I have a set of UK postcodes which need to be reformatted. They are made up of an incode and an outcode, where incode is of the form 'number letter letter' e.g. 2DB and the outcode is a combination of between 2 and 4 letters and numbers e.g. NW1 or SW10 or EC1A
Currently there is one space between the incode and outcode, but I need to reformat these so that the full postcode is 7 characters long e.g: ('-' stands for space)
Data:
df <- data.frame("postcode"=c("NW1 2DB","SW10 9NH","E1 6QL"))
df
# postcode
# 1 NW1 2DB
# 2 SW10 9NH
# 3 E1 6QL
I have written a regex string to separate the outcode and incode, but couldn't find a way to add a variable number of spaces between them (this example just creates two spaces between outcode and incode).
require(dplyr)
df <- df %>% mutate(postcode_2sp = gsub('?(\\S+)\\s*?(\\d\\w{2})$','\\1 \\2', postcode)

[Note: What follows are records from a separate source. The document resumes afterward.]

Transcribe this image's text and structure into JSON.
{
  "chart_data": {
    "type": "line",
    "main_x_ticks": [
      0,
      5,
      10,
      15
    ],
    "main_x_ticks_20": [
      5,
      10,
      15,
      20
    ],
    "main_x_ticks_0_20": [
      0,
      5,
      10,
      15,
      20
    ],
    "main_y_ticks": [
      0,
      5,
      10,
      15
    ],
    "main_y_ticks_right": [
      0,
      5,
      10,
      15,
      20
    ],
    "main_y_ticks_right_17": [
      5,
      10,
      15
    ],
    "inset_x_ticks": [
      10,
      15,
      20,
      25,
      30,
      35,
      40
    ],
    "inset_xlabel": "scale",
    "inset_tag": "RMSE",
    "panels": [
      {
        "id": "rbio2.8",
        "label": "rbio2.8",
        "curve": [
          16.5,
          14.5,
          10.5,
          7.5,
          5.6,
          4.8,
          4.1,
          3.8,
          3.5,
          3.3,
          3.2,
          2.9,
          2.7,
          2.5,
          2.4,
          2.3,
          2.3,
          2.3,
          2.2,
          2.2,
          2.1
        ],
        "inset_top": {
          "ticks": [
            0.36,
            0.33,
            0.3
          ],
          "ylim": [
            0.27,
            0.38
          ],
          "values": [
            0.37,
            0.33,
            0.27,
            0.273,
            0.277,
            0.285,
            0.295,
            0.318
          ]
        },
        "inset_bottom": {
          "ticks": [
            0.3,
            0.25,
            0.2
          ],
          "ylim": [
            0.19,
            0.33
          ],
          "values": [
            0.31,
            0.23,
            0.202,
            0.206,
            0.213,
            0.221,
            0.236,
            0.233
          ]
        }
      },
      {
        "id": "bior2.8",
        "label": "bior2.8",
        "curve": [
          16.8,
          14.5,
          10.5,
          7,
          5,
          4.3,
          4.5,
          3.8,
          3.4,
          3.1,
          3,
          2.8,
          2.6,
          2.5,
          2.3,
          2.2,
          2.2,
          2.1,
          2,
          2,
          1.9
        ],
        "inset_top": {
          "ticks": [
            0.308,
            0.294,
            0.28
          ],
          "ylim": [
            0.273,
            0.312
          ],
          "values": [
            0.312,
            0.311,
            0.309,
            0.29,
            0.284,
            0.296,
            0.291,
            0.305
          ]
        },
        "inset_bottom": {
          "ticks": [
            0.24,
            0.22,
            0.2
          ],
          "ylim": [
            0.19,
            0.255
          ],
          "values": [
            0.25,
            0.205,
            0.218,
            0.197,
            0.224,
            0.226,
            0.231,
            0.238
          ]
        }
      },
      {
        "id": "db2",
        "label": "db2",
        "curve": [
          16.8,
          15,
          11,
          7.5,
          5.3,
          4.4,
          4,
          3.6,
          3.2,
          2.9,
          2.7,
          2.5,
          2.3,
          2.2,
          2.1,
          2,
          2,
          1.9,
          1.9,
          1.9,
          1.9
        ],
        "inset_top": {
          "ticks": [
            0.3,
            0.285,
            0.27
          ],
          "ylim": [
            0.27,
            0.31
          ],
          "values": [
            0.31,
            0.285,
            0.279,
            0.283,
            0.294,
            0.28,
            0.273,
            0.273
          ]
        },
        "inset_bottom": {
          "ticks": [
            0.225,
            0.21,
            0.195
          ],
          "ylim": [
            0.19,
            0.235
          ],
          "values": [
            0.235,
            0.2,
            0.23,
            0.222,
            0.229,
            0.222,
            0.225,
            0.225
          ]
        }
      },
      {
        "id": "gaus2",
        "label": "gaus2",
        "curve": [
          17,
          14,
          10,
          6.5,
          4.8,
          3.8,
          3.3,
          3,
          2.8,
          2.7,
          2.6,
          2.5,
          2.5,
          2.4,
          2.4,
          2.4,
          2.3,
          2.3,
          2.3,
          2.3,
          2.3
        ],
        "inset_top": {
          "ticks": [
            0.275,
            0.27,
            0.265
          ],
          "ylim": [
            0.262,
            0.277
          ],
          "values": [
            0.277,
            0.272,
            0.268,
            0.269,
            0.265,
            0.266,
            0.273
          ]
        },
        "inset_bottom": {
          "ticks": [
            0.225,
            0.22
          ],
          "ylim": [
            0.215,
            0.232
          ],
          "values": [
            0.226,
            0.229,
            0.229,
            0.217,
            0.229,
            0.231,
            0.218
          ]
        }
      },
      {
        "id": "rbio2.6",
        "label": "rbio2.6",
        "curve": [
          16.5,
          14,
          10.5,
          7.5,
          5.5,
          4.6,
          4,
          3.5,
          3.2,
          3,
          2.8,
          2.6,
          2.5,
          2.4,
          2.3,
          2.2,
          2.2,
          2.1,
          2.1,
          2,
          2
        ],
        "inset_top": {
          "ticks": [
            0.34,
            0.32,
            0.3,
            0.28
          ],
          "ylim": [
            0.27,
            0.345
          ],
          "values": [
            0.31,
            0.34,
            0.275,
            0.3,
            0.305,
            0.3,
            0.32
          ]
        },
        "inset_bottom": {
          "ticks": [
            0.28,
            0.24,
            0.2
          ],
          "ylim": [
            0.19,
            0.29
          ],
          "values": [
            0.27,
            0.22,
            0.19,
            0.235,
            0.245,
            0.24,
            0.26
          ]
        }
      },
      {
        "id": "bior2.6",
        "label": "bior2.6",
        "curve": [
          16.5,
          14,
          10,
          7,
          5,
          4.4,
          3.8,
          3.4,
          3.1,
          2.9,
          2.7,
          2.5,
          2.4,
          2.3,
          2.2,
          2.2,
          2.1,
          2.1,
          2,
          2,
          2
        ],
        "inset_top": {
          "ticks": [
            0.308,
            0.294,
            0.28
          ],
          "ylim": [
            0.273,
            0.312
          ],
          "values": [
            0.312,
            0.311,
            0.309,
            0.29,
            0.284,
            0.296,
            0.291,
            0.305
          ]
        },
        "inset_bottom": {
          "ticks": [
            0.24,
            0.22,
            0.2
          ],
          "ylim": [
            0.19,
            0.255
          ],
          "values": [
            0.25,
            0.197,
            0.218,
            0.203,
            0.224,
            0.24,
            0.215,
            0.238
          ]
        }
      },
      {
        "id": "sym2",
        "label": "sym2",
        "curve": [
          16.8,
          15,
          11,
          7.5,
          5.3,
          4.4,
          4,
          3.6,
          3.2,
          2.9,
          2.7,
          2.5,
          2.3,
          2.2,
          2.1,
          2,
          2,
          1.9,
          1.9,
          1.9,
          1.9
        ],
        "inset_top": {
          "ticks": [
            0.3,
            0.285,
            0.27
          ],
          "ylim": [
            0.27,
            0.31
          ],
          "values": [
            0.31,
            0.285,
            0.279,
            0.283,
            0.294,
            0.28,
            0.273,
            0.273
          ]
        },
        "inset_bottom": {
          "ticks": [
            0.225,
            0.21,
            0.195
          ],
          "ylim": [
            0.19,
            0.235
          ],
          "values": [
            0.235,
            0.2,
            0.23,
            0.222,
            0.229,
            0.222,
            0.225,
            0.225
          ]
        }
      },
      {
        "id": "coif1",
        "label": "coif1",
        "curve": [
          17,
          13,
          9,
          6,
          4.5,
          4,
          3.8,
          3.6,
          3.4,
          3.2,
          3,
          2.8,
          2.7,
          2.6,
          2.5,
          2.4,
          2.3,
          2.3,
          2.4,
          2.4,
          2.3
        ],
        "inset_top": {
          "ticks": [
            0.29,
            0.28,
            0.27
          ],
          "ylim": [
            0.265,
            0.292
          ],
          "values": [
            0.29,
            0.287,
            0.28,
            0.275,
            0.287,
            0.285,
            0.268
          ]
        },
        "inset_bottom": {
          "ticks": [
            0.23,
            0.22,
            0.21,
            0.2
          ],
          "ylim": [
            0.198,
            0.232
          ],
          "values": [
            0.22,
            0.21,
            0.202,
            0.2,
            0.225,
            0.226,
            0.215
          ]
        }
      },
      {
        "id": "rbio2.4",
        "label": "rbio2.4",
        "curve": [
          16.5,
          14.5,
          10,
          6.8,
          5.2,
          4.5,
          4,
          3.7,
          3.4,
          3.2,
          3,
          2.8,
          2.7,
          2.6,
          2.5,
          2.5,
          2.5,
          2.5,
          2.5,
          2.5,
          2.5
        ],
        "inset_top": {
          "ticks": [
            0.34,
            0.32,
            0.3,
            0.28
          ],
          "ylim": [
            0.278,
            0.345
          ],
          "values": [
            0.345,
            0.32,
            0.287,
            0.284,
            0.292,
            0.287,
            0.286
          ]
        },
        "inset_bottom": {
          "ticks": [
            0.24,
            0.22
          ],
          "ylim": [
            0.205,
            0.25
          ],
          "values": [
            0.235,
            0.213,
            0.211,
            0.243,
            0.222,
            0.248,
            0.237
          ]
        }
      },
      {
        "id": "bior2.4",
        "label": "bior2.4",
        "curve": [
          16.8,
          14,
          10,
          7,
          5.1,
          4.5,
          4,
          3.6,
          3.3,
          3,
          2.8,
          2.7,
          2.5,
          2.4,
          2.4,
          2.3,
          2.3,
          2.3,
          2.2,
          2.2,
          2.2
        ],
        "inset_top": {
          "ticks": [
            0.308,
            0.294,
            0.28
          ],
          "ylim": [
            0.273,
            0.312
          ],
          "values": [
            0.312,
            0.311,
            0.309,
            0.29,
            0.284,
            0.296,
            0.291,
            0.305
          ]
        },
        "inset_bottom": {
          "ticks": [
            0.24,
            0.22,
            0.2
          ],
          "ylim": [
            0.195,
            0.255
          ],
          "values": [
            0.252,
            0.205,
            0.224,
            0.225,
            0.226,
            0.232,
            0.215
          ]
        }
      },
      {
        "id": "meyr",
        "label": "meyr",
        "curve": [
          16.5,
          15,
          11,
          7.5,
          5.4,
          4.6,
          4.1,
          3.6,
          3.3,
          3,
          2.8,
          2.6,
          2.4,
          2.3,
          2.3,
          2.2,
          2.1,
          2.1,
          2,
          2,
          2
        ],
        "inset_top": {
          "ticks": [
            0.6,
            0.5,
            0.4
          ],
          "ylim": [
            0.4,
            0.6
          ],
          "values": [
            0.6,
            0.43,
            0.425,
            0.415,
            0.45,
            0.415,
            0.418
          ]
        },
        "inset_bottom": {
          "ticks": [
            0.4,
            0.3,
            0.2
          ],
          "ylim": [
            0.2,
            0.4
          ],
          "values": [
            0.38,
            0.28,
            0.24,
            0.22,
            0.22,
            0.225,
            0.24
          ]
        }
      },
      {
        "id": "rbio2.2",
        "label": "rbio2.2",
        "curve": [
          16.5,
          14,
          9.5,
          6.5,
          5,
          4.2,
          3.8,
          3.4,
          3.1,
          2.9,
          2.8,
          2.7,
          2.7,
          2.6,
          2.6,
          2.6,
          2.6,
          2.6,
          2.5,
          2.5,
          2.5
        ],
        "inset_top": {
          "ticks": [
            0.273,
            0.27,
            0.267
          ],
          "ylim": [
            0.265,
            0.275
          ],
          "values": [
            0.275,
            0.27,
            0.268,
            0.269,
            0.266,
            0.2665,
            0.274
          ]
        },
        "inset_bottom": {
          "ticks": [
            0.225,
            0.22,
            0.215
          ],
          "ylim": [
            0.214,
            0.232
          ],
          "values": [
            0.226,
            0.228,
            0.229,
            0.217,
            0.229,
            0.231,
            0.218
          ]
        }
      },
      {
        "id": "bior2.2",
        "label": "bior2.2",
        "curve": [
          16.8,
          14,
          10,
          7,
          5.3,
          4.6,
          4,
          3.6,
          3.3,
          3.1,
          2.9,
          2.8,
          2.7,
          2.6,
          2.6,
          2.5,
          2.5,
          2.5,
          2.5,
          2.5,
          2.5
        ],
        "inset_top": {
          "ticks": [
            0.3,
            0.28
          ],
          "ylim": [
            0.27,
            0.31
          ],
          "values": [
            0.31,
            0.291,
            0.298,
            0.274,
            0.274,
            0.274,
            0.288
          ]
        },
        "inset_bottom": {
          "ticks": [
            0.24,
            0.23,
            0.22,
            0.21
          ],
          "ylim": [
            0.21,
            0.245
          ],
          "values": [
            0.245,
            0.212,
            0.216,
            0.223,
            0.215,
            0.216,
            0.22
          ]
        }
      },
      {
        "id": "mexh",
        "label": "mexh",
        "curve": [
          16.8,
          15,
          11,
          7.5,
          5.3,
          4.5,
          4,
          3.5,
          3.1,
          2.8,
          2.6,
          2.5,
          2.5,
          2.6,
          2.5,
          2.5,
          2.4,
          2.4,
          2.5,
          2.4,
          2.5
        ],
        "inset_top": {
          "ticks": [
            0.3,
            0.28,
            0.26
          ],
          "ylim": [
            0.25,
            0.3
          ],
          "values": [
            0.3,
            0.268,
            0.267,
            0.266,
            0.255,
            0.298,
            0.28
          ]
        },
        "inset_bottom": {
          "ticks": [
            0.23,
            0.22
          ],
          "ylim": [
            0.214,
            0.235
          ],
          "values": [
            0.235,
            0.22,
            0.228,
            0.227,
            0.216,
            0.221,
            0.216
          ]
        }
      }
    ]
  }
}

To get around that I've tried to use mutate()
,nchar()
and rep()
:
df<-df %>%
mutate(outcode=gsub('?(\\S+)\\s*\\d\\w{2}$','\\1',postcode),
incode=gsub('\\S+\\s*?(\\d\\w{2})$','\\1',postcode)) %>%
mutate(out_length=nchar(outcode))%>%
mutate(postcode7=paste0(outcode,
paste0(rep(" ",4-out_length),collapse=""),
incode))
but get this error:
Error: invalid 'times' argument
without the last step to create postcode7 the df looks as follows:
df
# postcode outcode incode out_length
# 1 NW1 2DB NW1 2DB 3
# 2 SW10 9NH SW10 9NH 4
# 3 E1 6QL E1 6QL 2
And if I set the rep 'times' argument to a constant the code runs as expected (but doesn't do what I need it to do!)
df<-df %>%
mutate(outcode=gsub('?(\\S+)\\s*\\d\\w{2}$','\\1',postcode),
incode=gsub('\\S+\\s*?(\\d\\w{2})$','\\1',postcode)) %>%
mutate(out_length=nchar(outcode))%>%
mutate(postcode7=paste0(outcode,
paste0(rep(" ",4),collapse=""),
incode))
df
# postcode outcode incode out_length postcode7
# 1 NW1 2DB NW1 2DB 3 NW1 2DB
# 2 SW10 9NH SW10 9NH 4 SW10 9NH
# 3 E1 6QL E1 6QL 2 E1 6QL
Is there a way to make rep()
accept a column as the times argument in a mutate? Or should I be looking at a totally different approach?
EDIT: I've just realised that I can use an if
statement for each case of 2 characters, 3 characters or 4 characters in the outcode but that doesn't feel very elegant.
Another solution, using sprintf
to format the output, and tidyr::extract
for matching. This has the advantage of drastically simplifying both the pattern and the code for padding:
df %>%
extract(postcode, into = c('out', 'in'), '(\\S{2,4})\\s*(\\d\\w\\w)') %>%
mutate(postcode = sprintf('% -4s%s', out, `in`))
I do like the separate
version posted above, but it requires that the postcodes are all separated by whitespace. In my experience this generally isn’t the case.